Purpose Over Perpetuity

Why the most important governance conversation in arts and culture isn't about survival.

This phrase keeps surfacing in conversations about the REGENERATE work. It's becoming shorthand for a shift the sector is ready to make - even if the systems around us aren't built for it yet.

Infrastructure endures. Institutions don't have to.

Emil Kang wrote something recently that stopped me. He draws a distinction between infrastructure and institutions - arguing that infrastructure is enduring but institutions are ephemeral. We've had it backwards. We pour our energy into preserving the institution - the board, the brand, the building - when what actually endures is the infrastructure beneath it: the relationships, the knowledge, the community trust, the purpose the institution was created to serve.

The physicist Carlo Rovelli makes a similar argument from a completely different direction. Nothing persists in a fixed state. The world is not made of things: it's made of events, of processes, of change. Stability is the illusion. Flow is the reality.

If that's true of the physical world, it's certainly true of organisations. An arts organisation is not a permanent object. It's a set of relationships, held in a particular form, for a particular time, in service of a particular purpose. When the form no longer serves the purpose, the form should be allowed to change — or to end.

Not as failure. As ecology.

Endings as compost

Robin Wall Kimmerer writes in Braiding Sweetgrass about how Indigenous ecological knowledge understands decline and decomposition as generative acts. A forest needs its fallen trees. The nutrients released by an ending are what make the next growth possible. The fallen log is not waste - it is the nursery for what comes next.

In First Nations knowledge systems here in Australia, this understanding runs even deeper: Country operates in cycles of renewal, and care for what is ending is inseparable from care for what is emerging.

In a healthy cultural ecology, the same should be true. The knowledge, relationships, community connections and artistic practice held by an organisation don't disappear when it closes. They disperse. They seed new things. But only if the ending is managed with enough care that the nutrients aren't lost in the collapse.

Stewardship. Eldership. Hospicing.

Vanessa Andreotti and Habiba Nabatu write about the work of "hospicing": developing the wisdom and presence required to accompany endings with grace, trusting that from these transitions, new life will find its way into being. Our obsession with growth, they argue, has left us unable to sit with endings. That discomfort prevents us from being fully present to what is actually happening.

A good ending invites us to let go of the compulsion to control or extend the life of things that have outlived their purpose.

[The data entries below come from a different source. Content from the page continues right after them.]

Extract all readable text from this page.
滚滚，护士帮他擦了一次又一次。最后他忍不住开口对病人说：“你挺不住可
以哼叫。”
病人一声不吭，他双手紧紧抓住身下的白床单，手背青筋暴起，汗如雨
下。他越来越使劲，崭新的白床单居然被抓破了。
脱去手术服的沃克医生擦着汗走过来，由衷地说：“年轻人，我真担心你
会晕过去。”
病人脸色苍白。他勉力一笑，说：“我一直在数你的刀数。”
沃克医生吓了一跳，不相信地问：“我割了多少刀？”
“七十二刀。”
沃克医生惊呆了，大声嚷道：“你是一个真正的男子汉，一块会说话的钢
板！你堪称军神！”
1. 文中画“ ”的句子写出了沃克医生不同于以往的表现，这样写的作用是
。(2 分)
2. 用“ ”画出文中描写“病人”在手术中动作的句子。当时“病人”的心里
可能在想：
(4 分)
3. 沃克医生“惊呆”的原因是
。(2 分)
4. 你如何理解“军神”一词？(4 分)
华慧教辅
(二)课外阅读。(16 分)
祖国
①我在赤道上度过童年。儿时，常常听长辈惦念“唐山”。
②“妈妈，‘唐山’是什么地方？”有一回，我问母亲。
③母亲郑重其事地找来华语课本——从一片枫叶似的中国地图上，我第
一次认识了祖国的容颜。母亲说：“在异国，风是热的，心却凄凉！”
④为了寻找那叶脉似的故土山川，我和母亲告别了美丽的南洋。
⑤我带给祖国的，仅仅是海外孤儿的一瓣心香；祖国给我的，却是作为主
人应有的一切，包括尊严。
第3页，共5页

That is a form of leadership. The leader who can say "this organisation's purpose may be permanent, but its current form may not be" is practising something our sector desperately needs and almost never names. It's the leadership that asks:

  • What has to end to make way for what is needed now - and next?

  • What can exist independently of us?

  • What would the community we serve most need if this organisation were to change form?

A governance question, not a crisis question

These questions belong on the board agenda alongside growth, not as a sign of trouble, but as a sign of maturity.

Yet the gravitational pull toward continuation is immense. No board votes to close. No artistic director raises the possibility of an ending with funders unless the situation is already desperate. Organisations represent decades of labour, identity, community relationship. Letting go of form feels like letting go of all of it.

And the urgency is real. Indy Johar argues that stabilisation, transition and reimagination -once sequential phases that unfolded over decades - now collide within the same moment. We can no longer wait for the crisis to pass before thinking about what comes next. The crisis is the next. Leaders must hold the present together while simultaneously letting go of what doesn't serve purpose and building toward what's needed. All at once.

That's exactly the position arts and cultural leaders are in right now.

Purpose over perpetuity

Perpetuity is not purpose. And an ecology that cannot let things end cannot let new things begin.

The sector is full of leaders who already know this. What they lack is the language, the peer connection, and the practical tools to act on it without doing it alone.

References

Emil Kang, "The Outcome Delusion" and related writing on infrastructure vs institutions, The Reprise, 2026.

Carlo Rovelli, The Order of Time (2018).

Robin Wall Kimmerer, Braiding Sweetgrass: Indigenous Wisdom, Scientific Knowledge and the Teachings of Plants (2013).

Vanessa Andreotti & Habiba Nabatu, "The Work of Hospicing," Stanford Social Innovation Review, Winter 2025.

Indy Johar & 10x100, "When the Horizons Collapse: Resistance, Crisis, and the Deep Attractors of Tomorrow," March 2026.

Pascal Gielen, Trust: Building on the Cultural Commons (2024).